Después de algunos años de convivencia en casa de la abuela, mi instinto de supervivencia y yo decidimos que había llegado el momento de volar del nido.

El día que se lo comenté, la vieja pilló un rebote de manual y me dijo una frase que jamás olvidaré:

"Hijo mío, hay gente que cobra por adelantado, sin embargo, tú cobras por retrasado".

Así descubrí que llevaba años recibiendo del estado, una pequeña remuneración mensual.
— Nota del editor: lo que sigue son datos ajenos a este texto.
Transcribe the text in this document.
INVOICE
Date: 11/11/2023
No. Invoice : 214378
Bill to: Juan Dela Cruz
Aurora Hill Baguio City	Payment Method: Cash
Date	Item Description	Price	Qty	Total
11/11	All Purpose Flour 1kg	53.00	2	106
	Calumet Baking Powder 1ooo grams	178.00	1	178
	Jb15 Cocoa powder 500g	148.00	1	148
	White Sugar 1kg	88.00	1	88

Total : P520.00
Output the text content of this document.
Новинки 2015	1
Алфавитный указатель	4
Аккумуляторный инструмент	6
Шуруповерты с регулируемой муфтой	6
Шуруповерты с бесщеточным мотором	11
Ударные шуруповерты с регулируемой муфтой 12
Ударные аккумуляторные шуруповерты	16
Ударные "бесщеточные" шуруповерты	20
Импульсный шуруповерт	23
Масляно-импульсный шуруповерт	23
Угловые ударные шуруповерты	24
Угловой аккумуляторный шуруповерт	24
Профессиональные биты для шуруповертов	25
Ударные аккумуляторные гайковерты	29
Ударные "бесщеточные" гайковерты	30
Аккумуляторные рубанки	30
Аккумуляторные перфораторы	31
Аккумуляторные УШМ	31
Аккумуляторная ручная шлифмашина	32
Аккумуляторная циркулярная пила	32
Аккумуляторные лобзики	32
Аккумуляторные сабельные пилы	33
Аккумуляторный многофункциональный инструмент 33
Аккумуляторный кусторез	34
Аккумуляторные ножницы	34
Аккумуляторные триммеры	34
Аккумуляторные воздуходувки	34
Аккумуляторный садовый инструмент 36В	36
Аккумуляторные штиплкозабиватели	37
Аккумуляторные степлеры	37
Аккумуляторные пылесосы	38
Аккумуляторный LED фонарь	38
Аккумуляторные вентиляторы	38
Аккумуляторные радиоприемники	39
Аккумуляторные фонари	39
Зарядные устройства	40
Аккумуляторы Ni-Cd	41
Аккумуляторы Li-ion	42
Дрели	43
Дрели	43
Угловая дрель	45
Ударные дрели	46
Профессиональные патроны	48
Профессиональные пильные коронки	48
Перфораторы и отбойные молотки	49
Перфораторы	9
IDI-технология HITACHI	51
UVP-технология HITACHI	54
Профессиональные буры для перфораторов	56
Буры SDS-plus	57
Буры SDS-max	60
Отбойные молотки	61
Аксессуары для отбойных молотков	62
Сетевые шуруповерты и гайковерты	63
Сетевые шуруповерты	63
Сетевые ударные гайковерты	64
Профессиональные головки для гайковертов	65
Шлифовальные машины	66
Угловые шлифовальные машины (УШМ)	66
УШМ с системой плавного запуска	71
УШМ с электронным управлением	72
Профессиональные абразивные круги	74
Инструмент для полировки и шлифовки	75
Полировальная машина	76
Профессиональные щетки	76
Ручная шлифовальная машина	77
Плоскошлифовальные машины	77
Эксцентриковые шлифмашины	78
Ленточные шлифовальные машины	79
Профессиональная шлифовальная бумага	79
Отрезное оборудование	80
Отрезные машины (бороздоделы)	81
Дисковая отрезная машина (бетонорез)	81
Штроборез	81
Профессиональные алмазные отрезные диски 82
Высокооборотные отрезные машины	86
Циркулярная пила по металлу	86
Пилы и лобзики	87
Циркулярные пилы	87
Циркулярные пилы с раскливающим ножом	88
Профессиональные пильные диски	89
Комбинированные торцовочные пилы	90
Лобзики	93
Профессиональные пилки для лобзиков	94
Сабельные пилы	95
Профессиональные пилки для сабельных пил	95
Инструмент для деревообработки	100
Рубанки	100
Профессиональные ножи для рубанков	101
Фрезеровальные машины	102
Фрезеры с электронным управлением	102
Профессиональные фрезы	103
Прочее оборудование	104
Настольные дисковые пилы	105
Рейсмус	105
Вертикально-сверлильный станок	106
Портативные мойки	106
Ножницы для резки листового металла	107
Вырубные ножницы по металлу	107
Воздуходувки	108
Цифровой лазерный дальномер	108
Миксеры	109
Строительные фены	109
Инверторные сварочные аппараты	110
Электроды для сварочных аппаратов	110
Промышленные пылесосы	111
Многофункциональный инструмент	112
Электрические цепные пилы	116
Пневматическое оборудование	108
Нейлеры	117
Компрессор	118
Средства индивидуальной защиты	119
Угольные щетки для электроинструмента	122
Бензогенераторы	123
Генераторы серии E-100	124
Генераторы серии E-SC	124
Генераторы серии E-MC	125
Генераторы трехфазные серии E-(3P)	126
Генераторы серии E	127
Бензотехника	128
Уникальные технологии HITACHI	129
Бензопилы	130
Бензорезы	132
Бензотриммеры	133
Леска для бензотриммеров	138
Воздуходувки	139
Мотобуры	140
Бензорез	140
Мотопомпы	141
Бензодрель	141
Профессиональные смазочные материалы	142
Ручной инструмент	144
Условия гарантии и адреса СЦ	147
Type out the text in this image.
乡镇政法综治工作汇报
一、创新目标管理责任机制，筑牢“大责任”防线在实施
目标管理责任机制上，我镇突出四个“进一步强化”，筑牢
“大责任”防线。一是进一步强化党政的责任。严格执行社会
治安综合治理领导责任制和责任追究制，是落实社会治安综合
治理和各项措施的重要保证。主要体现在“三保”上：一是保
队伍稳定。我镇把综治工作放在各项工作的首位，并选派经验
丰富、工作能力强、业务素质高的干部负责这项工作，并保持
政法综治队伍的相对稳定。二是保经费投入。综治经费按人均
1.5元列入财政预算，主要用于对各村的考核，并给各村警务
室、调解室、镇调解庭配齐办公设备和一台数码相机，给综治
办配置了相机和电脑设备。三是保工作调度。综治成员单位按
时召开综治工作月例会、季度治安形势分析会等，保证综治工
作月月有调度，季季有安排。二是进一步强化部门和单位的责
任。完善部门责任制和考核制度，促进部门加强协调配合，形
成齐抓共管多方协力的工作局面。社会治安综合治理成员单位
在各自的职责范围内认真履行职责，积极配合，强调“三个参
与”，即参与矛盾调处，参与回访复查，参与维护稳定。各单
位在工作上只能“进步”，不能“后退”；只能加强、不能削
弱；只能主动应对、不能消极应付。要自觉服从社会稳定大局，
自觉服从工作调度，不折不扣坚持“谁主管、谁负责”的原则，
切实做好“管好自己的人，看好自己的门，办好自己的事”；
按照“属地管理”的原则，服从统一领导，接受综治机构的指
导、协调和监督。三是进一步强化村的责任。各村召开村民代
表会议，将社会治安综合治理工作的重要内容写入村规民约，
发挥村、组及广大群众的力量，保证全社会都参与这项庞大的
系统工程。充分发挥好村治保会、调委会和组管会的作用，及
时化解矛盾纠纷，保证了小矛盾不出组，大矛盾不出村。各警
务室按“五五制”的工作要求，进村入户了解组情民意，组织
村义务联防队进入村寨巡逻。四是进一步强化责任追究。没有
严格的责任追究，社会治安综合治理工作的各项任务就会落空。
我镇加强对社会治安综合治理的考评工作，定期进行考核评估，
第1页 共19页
Roja de ira y sudando cual cerda en celo, me tiró una roída cartilla de ahorros (saqueada por ella durante largo tiempo para costearse alcohol, tabaco y televisión por cable) a la cabeza y me escupió a bocajarro. Suerte que ya eran las 9:00 de la mañana y estaba cocida de ginebra, así que su proyectil no dio en el blanco.

Salí de casa después de aquel espectáculo mañanero, sin tener muy claro destino y dirección de mi nueva vida.

Al torcer la esquina, en mitad del carril de tierra, las moscas se daban un tremendo festín con la tripas de lo que unas horas antes había sido un lindo cachorrito. Inmediatamente a mi cabeza llegó el recuerdo del pequeño Tufi, mi fiel perrito de la niñez.

Llegados a este punto me veo en el deber de hablaros de Tufi antes de continuar con mi historia, así que vamos allá.

4. El pequeño Tufi



Qué decir de este bello ser.

Era el mejor compañero que jamás he tenido y lo más parecido a una figura paterna después de la abuela Gladis. Se podría decir que fue casi como un hermano pequeño. Fiel, cariñoso y estúpido a partes iguales.

En su corta vida (poco más un año) fue atropellado más de quince veces. Trenes de mercancías, un camión hormigonera, bicicletas, carritos de la compra, dos tranvías, varias furgonetas de reparto e incluso la silla de ruedas del vecino de enfrente.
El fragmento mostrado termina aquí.